However, I should emphasise that, although the plaintiff is entitled to plead in this way, it is not a course which he should lightly be advised to follow. Having successfully avoided all of the complications involved in pleading the serialization in the manner for which the defendants contended, he is now making the case unnecessarily complicated by the addition of pars 6, 8 and 10. Pleaders in defamation actions should not overlook either the nature of the litigation in which their clients are involved (which is already sufficiently, if necessarily, complicated) or the nature of the tribunal which will be deciding its result (a jury). The issues in a defamation action should always, so far as possible, be made simple and straightforward, not perplexing and pedantic or convoluted and confusing. In this present action, the plaintiff's pleader should make up his mind whether he wants to proceed upon the basis that the serialization was read as a whole (in which case the complications involved in possible duplication are unnecessary), or upon the basis that each part of the serialization was read separately (in which case they should each be pleaded separately and not together). Common sense would appear to dictate following the former course, for most of the readers could safely be assumed to have accepted the defendants' invitation to read all four parts of the serialization. If the latter course is to be followed, it would in my view be preferable from everyone's point of view (if it is possible) for each part of the serialization to be considered in isolation from the others and without resort to any "true" innuendoes. Only in that way will the action be able to be fought without unnecessary complications.

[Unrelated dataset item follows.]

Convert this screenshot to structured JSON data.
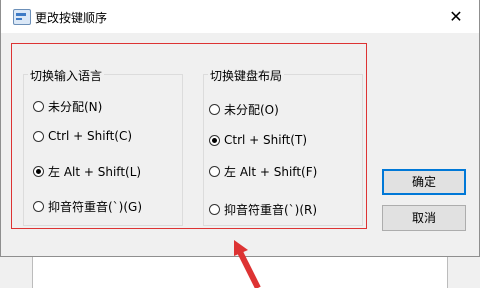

36 In Phelps, a plaintiff sued in respect of material that appeared in the Weekend Australian in two parts: first, on page 1, a "pointer" or summary, concluding "Full report - page 3"; and second, the full report itself on page 3. The plaintiff pleaded five imputations said to be conveyed by the pointer, five imputations said to be conveyed by the full article, and five imputations said to be conveyed by the combination of the two. The five imputations were in fact the same in each case. The defendants sought to strike out the paragraphs in which the separate parts were pleaded. Simpson J said this at [10]:
10 The issue raises a question about the proper identification, or the boundaries, of "a publication" as distinct from separate publications. There is no rigid dividing line, no categoric test that can be applied to the determination of the boundaries. That is because the examples of publications that may be perceived either as a single entity or as multiple single entities are numerous. There will, no doubt, be many cases where reasonable minds might differ on the proper categorisation, and many where a reasonably minded person would recognise that either classification would be valid. In these cases, the plaintiff has the option as to the manner of pleading.
37 Her Honour then referred to Burrows and two other cases, and continued:
21 The above review of the cases drawn to my attention illustrates the diversity of the circumstances which might give rise to considerations of whether separate but related publications should properly be regarded as one. Related publications may be distinct items contained in a single edition of, for example, a newspaper (Rakimov, Lucas); or may be contained in successive daily or weekly (or other) editions of the same publication (Burrows). No doubt many other situations will arise. One example that comes to mind is the publication of a news item illustrated by a photograph, or a cartoon. Others are episodic items, broadcast on radio or telecast, separated by advertisements or by unrelated segments.